Some make fun of slow training. But Rory Miller made an important comment when he pointed out that no one who trains slow has ever fought slow when things hit the fan. The key thing people say they have problems with is dealing with attacks at speed. Well, when working with someone else you can have them attack at speed and get you used to that easily. Not all training has to be slow of course. But when you are working out on your own, no one is attacking you, so why train at speed? And if you want to deal with attacks at speed, in my experience working with some traditional weapons in paired partner exercises is about the best you can do. Swords and sticks coming at your head have an advantage over fists in the speed at which they travel, so you get used to working with things coming at you fine enough.
There are two advantages to slow training, preventing errors and training in flow.

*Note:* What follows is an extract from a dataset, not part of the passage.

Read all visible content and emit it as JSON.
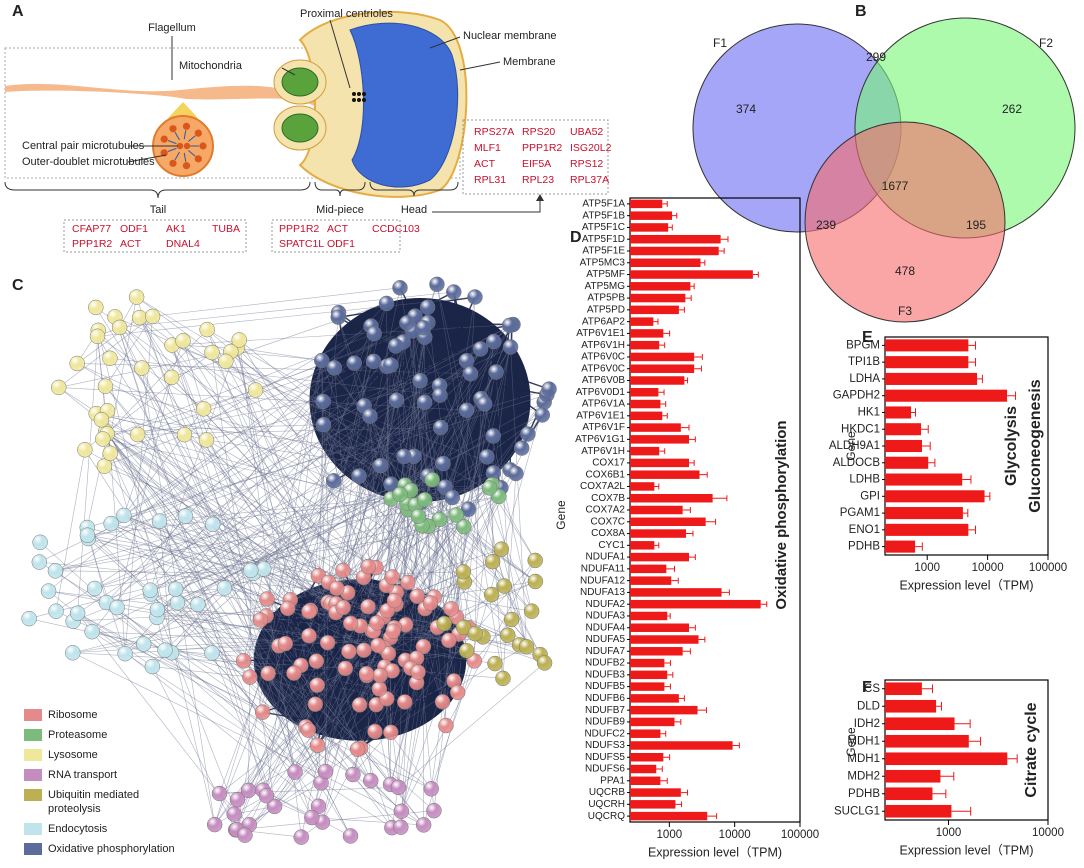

One of my Japanese teachers put it best. When you move fast, it is easy to fool yourself into thinking that you did everything fine. When you slow things down, you are better able to see extra movements you don’t need to make, mistakes and other things. That allows you to eliminate them. As one person said, smooth is fast. To get smooth, you need to get rid of extra movements. To find those extra movements, you need to go slow. So slow training leads to fast action.
Or, as I like to say, martial arts are kind of like sex. If you aren’t doing it well, speeding up won’t make it any better.
Another teacher pointed out that if we really wanted to get good, instead of fast training, we needed to get deep in our stances. This slowed down what we could do, but amplified what we could tell about our movements. In real combat we would naturally rise a bit and make our movements smaller, so we should train lower than we hope to fight at. The low stances also built up the legs.
The second advantage of training slow is less know, and is developing flow. If you look at the masters in Japan, they move seamlessly from one technique to another. Look at amateurs and you will note that they are rather like newbies to driving learning to use the brake. They speed along at full throttle, only to come to a complete stop before starting up again.
If you train faster than you can flow into the next move, then you are training yourself to stop and start. You are drilling into yourself the habit of breaking the momentum and giving the enemy a chance to pick up your next motion.
I am not saying you can pick up flow easily even by slow training. It takes countless hours building the habit of flowing from one move to another without any gaps. Some people reject slow training for that reason, preferring to be speedy in a short period of time by means of fast training. But that leads to short term gains, long term pain as they habits they build destroys their ability to get to the very highest level. If you had to fight for your life next month, I can understand taking the quick route in favor of long term gains. This goes for sports where people in their 40s are often considered over the hill. But I hope to still be around in a few decades and train with that in mind.
When you train, especially alone, do not go faster than your ability to move into the next move without any stopping to consider what is going on next. If you aren’t flowing in your practice, you are going too fast. You must spend thousands of hours doing this to get to a point where you can really pull it off. But if you look at the calm effortlessness of true masters, this is what you will see behind their movements.
The choice is simple, do you take the express elevator to the fifth floor and stay there, or do you take the slower one all the way to the top floor?